Die kritischen Stimmen sind also nicht ganz unberechtigt – aber man kann das Verhalten einzelner Akteure nicht auf die gesamte Industrie übertragen.

Marktmacht versus Markteffizienz

Ausserdem tragen Hedge Funds durchaus zu funktionierenden Finanzmärkten bei. Nehmen wir das Beispiel Rohstoffe. Steigen Preise massiv an oder sinken sie stark, werden oft Spekulanten dafür verantwortlich gemacht. Wären die Preise aber tatsächlich nur wegen diesen Marktteilnehmern hoch oder tief, würde das bedeuten, dass diese nur zu hohen Preisen kaufen und zu tiefen verkaufen. Dies macht überhaupt keinen Sinn. Vielmehr versuchen Hedge Funds, unterbewertete Anlagen zu kaufen beziehungsweise überbewertete zu verkaufen. Sie tragen damit massgeblich zu einer fairen Preisbildung und effizienten Märkten bei.
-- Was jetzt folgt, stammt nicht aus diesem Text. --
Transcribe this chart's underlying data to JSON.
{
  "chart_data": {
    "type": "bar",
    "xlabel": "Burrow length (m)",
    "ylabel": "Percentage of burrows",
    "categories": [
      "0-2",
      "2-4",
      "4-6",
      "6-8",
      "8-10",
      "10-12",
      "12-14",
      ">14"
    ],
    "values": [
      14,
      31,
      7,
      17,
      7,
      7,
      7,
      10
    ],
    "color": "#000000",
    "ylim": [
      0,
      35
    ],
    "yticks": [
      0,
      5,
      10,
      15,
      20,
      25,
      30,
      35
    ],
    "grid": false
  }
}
Nachhaltige Strategieansätze auf dem Vormarsch

Darüber hinaus berücksichtigen immer mehr Hedge Funds ESG-Kriterien bei ihren Anlageentscheidungen. Wie bei traditionellen Anlageklassen verfolgen sie dabei unterschiedliche Ansätze. Long-Short Aktien Funds schliessen beispielsweise unethische Sektoren ganz aus oder verwenden einen „Best in Class“ Ansatz, bei dem nur in die nachhaltigsten Firmen innerhalb eines Sektors investiert wird.
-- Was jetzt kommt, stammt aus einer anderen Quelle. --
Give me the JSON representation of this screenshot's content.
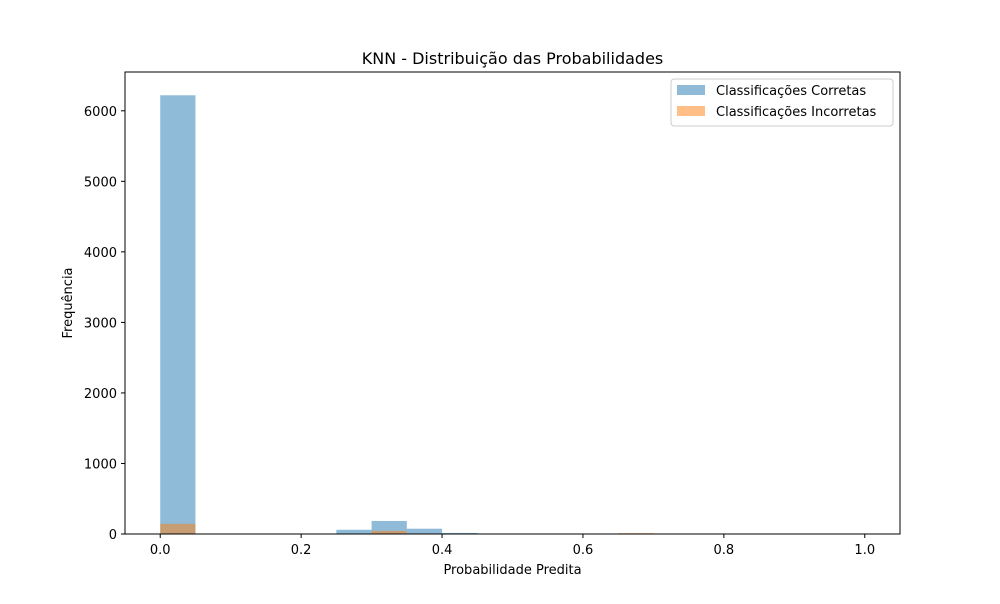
{
  "chart_data": {
    "type": "bar",
    "title": "KNN - Distribuição das Probabilidades",
    "xlabel": "Probabilidade Predita",
    "ylabel": "Frequência",
    "xlim": [
      -0.05,
      1.05
    ],
    "ylim": [
      0,
      6550
    ],
    "x_ticks": [
      0.0,
      0.2,
      0.4,
      0.6,
      0.8,
      1.0
    ],
    "x_tick_labels": [
      "0.0",
      "0.2",
      "0.4",
      "0.6",
      "0.8",
      "1.0"
    ],
    "y_ticks": [
      0,
      1000,
      2000,
      3000,
      4000,
      5000,
      6000
    ],
    "y_tick_labels": [
      "0",
      "1000",
      "2000",
      "3000",
      "4000",
      "5000",
      "6000"
    ],
    "bin_width": 0.05,
    "legend_position": "top-right",
    "grid": false,
    "series": [
      {
        "name": "Classificações Corretas",
        "color": "#1f77b4",
        "alpha": 0.5,
        "bins": [
          {
            "x0": 0.0,
            "value": 6220
          },
          {
            "x0": 0.25,
            "value": 60
          },
          {
            "x0": 0.3,
            "value": 185
          },
          {
            "x0": 0.35,
            "value": 75
          },
          {
            "x0": 0.4,
            "value": 15
          },
          {
            "x0": 0.65,
            "value": 6
          }
        ]
      },
      {
        "name": "Classificações Incorretas",
        "color": "#ff7f0e",
        "alpha": 0.5,
        "bins": [
          {
            "x0": 0.0,
            "value": 145
          },
          {
            "x0": 0.25,
            "value": 5
          },
          {
            "x0": 0.3,
            "value": 45
          },
          {
            "x0": 0.35,
            "value": 8
          },
          {
            "x0": 0.65,
            "value": 12
          }
        ]
      }
    ]
  }
}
Für Global Macro Funds, welche in verschiedenste Anlageklassen wie Währungen investieren, ist es schwieriger, Nachhaltigkeitskriterien zu berücksichtigen. Aber auch hier lassen sich Filter anwenden. So können die der Währung zugrundeliegenden Länder in homogene Gruppen eingeteilt und auf ESG-Kriterien untersucht werden. Die UN PRI (Prinzipien für verantwortliches Investieren der Vereinten Nationen) ist dabei, einen umfassenden Leitfaden auszuarbeiten, um ESG-Faktoren in den Anlageprozess verschiedenster Hedge-Funds-Strategien einzubeziehen.
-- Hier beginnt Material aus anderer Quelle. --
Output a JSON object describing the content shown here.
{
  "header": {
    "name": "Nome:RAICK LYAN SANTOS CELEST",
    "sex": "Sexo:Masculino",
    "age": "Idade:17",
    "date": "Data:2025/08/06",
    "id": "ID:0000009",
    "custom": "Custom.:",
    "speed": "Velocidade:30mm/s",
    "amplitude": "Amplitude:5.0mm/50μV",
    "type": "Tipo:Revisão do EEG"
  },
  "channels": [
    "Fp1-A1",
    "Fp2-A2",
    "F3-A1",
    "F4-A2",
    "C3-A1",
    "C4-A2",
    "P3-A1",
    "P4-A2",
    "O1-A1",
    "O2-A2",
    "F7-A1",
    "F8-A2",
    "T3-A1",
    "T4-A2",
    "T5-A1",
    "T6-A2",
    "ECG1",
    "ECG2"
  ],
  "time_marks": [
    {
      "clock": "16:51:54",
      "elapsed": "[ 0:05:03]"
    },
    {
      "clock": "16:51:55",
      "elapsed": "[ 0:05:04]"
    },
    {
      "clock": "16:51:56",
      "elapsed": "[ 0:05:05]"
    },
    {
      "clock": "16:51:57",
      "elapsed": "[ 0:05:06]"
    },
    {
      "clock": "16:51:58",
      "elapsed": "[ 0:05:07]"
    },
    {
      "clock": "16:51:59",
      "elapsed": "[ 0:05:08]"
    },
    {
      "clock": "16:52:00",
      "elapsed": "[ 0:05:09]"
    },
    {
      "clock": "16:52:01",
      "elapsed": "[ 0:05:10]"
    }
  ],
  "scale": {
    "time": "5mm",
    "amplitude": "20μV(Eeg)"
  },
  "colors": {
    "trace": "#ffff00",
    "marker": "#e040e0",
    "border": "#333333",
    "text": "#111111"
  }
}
Insgesamt tut sich in diesem Bereich also einiges, und das Interesse an nachhaltigen Themen steigt, wie folgende Grafik aus unserem ESG Report 2018 zeigt:

Hedge Funds
Quelle: LGT Capital Partners

Und auch auf der Anlegerseite stehen Nachhaltigkeitskriterien hoch im Kurs. Gemäss einer Umfrage der Credit Suisse ist die Nachfrage nach ESG-Produkten gestiegen. Strategien, welche diese Faktoren berücksichtigen, erscheinen 2018 zum ersten Mal innerhalb der Top 10 Kundenbedürfnisse.

Die Trendwende braucht Transparenz und klare Richtlinien

Um die Ethik der Hedge Funds steht es also nicht so schlecht, wie der Ruf vermuten lässt. Trotzdem muss noch viel verbessert werden. Denn Hedge Funds können alleine durch ihre Marktmacht eine Trendwende zu nachhaltigem investieren bewirken. Einerseits können durch Verkaufspositionen unethische Firmen abgestraft oder gar Druck auf Staaten ausgeübt werden, welche Nachhaltigkeitskriterien mit Füssen treten. Andererseits lassen sich mit Kaufpositionen vorbildliche Unternehmen respektive Länder unterstützen.

Meine persönliche Mitarbeit bei der UN PRI zur Entwicklung von ESG-Richtlinien für Hedge Funds ist eine Gelegenheit, klare Richtlinien zu definieren, um die Manager bei der Erreichung ihrer ökologischen-, sozialen- sowie Governance-Zielen zukünftig zu unterstützen.